Le centenaire de l’ancien président Abdoulaye Wade, célébré le 29 mai 2026, a généré une mobilisation exceptionnelle dans l’espace numérique sénégalais. Entre le 5 mai et le 2 juin, l’Observatoire Polaris a recensé 5 558 publications, dont 2 263 posts originaux et 3 295 commentaires. L’activité est restée relativement faible durant plusieurs semaines avant d’exploser le 29 mai (date du centième anniversaire) avec 3 235 publications, puis 1 087 le lendemain. À eux seuls, ces deux jours concentrent près de 78 % de l’ensemble des échanges observés. Cette dynamique témoigne d’un phénomène de mobilisation directement lié à l’événement commémoratif et à la vague d’hommages qu’il a suscitée.
L’analyse met en évidence un consensus largement favorable autour de la figure de Wade. Sur l’ensemble du corpus, 65 % des contenus sont positifs, contre 28 % neutres et 6,5 % négatifs. Le 29 mai, la tonalité positive atteint même 79 %. Les publications célèbrent principalement la longévité exceptionnelle de l’ancien chef de l’État, son rôle dans l’alternance de 2000 et son statut de « Pape du Sopi ». Les messages de prières et de bénédictions occupent également une place importante dans les échanges. Les réactions citoyennes traduisent cette dimension affective et populaire à travers des formules telles que « Joyeux anniversaire Gorgui », « Yalla nanga dound 100 ans comme Wade » ou encore « Cent ans.
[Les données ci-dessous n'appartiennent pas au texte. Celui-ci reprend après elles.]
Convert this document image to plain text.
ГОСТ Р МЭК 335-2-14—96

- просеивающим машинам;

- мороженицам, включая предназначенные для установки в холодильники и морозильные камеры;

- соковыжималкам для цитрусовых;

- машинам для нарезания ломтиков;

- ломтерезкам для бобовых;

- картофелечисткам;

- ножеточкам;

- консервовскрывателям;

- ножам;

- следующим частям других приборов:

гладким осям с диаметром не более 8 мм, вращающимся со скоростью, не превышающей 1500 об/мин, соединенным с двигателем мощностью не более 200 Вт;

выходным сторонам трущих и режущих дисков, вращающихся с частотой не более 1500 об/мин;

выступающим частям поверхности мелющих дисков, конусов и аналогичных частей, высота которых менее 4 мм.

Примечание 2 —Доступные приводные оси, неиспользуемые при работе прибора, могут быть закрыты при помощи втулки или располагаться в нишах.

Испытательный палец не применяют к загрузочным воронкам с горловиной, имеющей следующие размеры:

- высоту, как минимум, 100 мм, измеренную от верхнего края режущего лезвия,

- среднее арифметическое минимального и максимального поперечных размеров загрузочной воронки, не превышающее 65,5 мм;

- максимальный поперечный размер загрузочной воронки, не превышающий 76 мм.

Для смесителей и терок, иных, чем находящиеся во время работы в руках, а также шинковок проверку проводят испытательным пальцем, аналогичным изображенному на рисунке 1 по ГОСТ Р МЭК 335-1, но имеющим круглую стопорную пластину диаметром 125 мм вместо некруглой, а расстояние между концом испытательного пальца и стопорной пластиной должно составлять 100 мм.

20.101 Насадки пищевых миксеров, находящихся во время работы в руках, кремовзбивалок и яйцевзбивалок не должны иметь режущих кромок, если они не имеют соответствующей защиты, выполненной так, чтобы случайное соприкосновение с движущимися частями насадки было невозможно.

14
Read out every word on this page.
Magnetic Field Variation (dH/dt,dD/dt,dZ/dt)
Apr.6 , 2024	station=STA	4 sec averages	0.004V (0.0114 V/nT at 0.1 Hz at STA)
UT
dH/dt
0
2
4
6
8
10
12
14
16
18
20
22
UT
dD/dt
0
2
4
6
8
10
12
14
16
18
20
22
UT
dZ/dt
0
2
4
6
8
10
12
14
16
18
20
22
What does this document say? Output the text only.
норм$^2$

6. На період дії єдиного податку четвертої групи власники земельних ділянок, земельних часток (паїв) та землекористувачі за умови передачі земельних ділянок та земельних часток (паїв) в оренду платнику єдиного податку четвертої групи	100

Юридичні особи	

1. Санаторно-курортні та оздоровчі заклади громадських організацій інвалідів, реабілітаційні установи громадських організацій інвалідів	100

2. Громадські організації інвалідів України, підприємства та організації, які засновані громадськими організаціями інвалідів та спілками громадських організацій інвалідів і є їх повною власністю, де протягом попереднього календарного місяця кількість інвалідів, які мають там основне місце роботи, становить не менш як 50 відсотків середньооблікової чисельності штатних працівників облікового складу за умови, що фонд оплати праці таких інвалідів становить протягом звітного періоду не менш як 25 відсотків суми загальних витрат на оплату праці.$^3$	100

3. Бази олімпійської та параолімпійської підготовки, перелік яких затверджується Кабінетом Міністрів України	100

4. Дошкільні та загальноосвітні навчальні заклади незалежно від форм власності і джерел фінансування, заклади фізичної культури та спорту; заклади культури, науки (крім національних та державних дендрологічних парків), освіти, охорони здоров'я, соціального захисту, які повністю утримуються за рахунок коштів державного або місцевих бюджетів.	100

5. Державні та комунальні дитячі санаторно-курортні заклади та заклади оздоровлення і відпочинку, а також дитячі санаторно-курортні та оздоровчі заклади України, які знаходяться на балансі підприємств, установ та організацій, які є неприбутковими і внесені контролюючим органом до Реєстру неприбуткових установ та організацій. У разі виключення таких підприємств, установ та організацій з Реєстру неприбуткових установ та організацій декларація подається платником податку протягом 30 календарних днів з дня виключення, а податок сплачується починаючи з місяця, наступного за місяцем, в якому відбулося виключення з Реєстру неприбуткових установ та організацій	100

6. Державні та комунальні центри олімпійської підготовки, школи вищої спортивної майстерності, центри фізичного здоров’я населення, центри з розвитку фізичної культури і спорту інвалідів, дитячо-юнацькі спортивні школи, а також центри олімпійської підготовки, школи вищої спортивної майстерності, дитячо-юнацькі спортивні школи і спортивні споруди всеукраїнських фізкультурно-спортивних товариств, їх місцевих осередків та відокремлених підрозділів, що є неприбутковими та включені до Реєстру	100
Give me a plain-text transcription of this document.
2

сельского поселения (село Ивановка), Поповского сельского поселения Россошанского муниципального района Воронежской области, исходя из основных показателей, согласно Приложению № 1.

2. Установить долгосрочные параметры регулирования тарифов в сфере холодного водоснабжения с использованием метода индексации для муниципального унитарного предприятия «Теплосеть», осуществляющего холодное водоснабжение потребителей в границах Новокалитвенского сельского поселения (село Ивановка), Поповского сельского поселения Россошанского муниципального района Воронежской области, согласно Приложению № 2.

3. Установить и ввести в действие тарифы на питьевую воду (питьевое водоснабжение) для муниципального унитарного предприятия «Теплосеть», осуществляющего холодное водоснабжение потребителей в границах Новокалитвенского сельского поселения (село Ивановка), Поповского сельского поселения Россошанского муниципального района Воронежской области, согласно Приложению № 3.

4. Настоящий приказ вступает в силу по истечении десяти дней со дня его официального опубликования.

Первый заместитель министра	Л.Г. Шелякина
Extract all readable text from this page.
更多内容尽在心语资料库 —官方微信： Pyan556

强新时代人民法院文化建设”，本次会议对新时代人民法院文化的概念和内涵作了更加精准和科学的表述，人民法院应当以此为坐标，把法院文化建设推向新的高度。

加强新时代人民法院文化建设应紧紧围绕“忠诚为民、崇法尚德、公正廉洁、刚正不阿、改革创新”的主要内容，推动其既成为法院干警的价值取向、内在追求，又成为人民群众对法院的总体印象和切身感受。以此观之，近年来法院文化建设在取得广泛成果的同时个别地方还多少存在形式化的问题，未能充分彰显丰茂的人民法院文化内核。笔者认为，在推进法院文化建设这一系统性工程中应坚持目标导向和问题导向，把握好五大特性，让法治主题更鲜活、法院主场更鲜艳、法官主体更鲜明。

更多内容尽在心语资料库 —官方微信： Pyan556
Un siècle d’histoire au service du Sénégal ».
Cette séquence a également été marquée par une convergence politique rare. L’hommage du duo Diomaye – Sonko représente à lui seul 42 % du corpus et concentre les contenus les plus viraux. Le président Bassirou Diomaye Faye a salué « l’homme dont la vie se confond avec celle de la République », tandis qu’Ousmane Sonko a rendu hommage à « Abdoulaye Wade, cent ans de vie utile _». Macky Sall a évoqué « _un parcours exceptionnel qui a marqué l’histoire du Sénégal et de l’Afrique » et Idrissa Seck a décrit Wade comme un « Professeur. Mentor. Père. Ami. ». Dans un contexte habituellement marqué par la polarisation, cette convergence entre pouvoir, opposition et anciens responsables constitue l’un des faits les plus remarquables de l’événement.
Toutefois, l’anniversaire n’a pas effacé les clivages ; il leur a offert un nouvel espace d’expression. Une partie des internautes a utilisé le centenaire pour prolonger les débats politiques contemporains, notamment autour de l’éligibilité et de l’avenir de Karim Wade. Certains commentaires affirment ainsi que « les récentes modifications de la loi électorale ne visent pas seulement Ousmane Sonko mais ceux qui étaient inéligibles, en l’occurrence Karim Wade », tandis que d’autres transforment l’hommage en procès de cohérence politique : « OUSMANE SONKO QUI DISAIT QUE FUSILLER LES ANCIENS DIRIGEANTS… C’EST CE MÊME SONKO QUI VIENT POUR RENDRE HOMMAGE À L’ANCIEN PRÉSIDENT ». Dans ces échanges, l’héritage de Wade devient moins un objet de commémoration qu’un argument mobilisé dans les affrontements du présent.
Une troisième lecture, plus minoritaire mais néanmoins visible, remet en cause le récit largement consensuel du centenaire. Certains internautes refusent ce qu’ils perçoivent comme une célébration sans nuance de l’ancien président. « Désolé de ramer à contre-courant de cette wadophilie ambiante », écrit l’un d’eux, tandis qu’un autre estime que « cet hommage omet des faits historiques majeurs ». Bien que représentant une faible part du corpus, ces prises de position rappellent que la mémoire d’Abdoulaye Wade demeure traversée par des controverses liées à son bilan politique, aux accusations de corruption ou encore aux tensions de la fin de son mandat. Au final, le centenaire apparaît comme un révélateur des multiples mémoires qui coexistent dans la société sénégalaise : une mémoire d’hommage, une mémoire politique et une mémoire critique, qui continuent de se confronter dans l’espace numérique.